By Krisha McCoy
Symptoms including tremors, balance issues, and rigid muscles get worse over time in people living with Parkinson’s.
Parkinson’s disease is progressive: It gets worse over time. The primary Parkinson’s disease symptoms — tremors, rigid muscles, slow movement (bradykinesia), and difficulty balancing — may be mild at first but will gradually become more intense and debilitating.
Stages of Symptoms in Parkinson’s Disease
Parkinson’s symptoms can become more severe over a period of 20 years or even longer. How fast the symptoms intensify varies from person to person.
To find out how far the disease has progressed, many doctors use a rating scale called the Hoehn and Yahr Staging of Parkinson’s Disease:
- Stage one Mild symptoms affect only one side of the body.
- Stage two Symptoms affect both sides of the body, with posture and gait changes.
- Stage three Body movements are slow, and balance is impaired.
- Stage four Symptoms are severe and disabling, muscles become rigid, the patient can’t live alone, and walking is limited.
- Stage five Wheelchair-bound or bedridden, the patient needs constant care.
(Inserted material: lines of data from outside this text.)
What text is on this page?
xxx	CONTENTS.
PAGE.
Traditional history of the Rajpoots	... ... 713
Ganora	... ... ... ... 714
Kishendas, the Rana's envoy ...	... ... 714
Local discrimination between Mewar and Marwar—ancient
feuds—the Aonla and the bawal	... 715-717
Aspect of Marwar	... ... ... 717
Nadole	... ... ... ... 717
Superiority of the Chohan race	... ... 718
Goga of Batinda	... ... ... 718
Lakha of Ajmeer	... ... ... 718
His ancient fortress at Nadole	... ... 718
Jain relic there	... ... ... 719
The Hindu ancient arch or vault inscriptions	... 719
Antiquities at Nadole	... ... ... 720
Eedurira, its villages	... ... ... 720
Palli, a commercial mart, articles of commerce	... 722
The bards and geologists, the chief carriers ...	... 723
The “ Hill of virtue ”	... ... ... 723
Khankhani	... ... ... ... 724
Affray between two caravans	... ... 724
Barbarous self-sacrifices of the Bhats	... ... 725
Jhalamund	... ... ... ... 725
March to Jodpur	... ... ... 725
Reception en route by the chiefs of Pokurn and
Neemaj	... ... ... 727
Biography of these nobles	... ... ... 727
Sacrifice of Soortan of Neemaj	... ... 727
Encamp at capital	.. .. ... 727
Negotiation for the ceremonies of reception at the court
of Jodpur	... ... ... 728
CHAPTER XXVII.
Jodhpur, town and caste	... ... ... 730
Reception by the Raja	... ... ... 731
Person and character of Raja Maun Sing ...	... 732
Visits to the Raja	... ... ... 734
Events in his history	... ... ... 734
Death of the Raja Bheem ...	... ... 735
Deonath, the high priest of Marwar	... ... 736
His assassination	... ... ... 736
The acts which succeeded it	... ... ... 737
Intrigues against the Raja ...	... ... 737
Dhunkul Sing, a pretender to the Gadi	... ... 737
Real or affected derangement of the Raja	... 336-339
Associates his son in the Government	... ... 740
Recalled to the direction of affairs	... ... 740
While your doctor may be able to tell you how far along you or a loved one is on this scale, how soon you’ll get to the next stage is not predictable. You can expect that as you notice your symptoms worsening, your physical functioning will also start to decline.
Parkinson’s Disease Symptoms of Dementia
Up to one-third of people living with Parkinson’s disease experience dementia, according to the Parkinson’s Disease Foundation. Problems with dementia may include trouble with memory, attention span, and what is called executive function — the process of making decisions, organizing, managing time, and setting priorities.
How Treatment Helps
Medical treatment to help restore the essential neurotransmitter dopamine, and at-home remedies like exercise, can help ease your symptoms. Although Parkinson’s disease has no cure, you can find out if you or a loved one is right for one of hundreds of clinical trials for Parkinson’s disease at the Fox Trial Finder.
Tracking your response to treatment helps determine how advanced your condition is. The stages of Parkinson’s treatment generally progress in the following order:
- No medication needed In its early stages, Parkinson’s disease symptoms may be very mild and may not need to be treated.
- Good response to medication As symptoms begin affecting your functioning, the Parkinson’s medication Sinemet (a combination of carbidopa and levodopa) can help. It is able to significantly and effectively reduce symptoms for 5 to 10 years in many patients, and longer in about 25 percent of patients. But it comes with side effects like tics and involuntary movements (called dyskinesias). Other Parkinson’s medications, called dopamine agonists, include Mirapex (pramipexole), Cycloset or Parlodel (bromocriptine), and Requip (ropinirole).
- Waning medication response When the effectiveness of a medication begins to wear off, you’ll need to increase the amount you’re taking or add another to boost the carbidopa-levodopa combo. Examples include MAO-inhibitors, such as selegiline and rasagiline, and COMT-inhibitors entacapone and tolcapone; these help therapy last longer.
- Unpredictable medication response Instead of occurring at predictable intervals, breakthrough symptoms may start to show up at random and may be triggered by stress and anxiety. At this point, medications will be continuously monitored.
- Dyskinesias These involuntary movements occur when your medication dose has reached its peak performance. Adjusting your medication dose — and perhaps surgery — may help.
- Severely unpredictable symptoms In the most advanced stages, severe symptom flare-ups alternate with severe dyskinesias, despite medication adjustments. At this point, surgery is a treatment option. Called deep brain stimulation, this surgery implants electrodes in the brain that are connected to an external device, somewhat like a heart pacemaker, to help control electrical impulses affecting movement and flexibility.
Parkinson’s Disease Symptoms: Life Expectancy
Even though Parkinson’s disease is a serious, progressive condition, it is not considered a fatal illness. People who have Parkinson’s disease usually have the same average life expectancy as people without the disease.
But when the disease is in its advanced stages, Parkinson’s symptoms can lead to life-threatening complications, including:
- Falls that lead to fractured bones
Thinking about the progression of Parkinson’s disease can be frightening. But proper treatments can help you live a full, productive life for years to come. And researchers hope to one day find ways to halt the progression of Parkinson’s and restore lost functioning.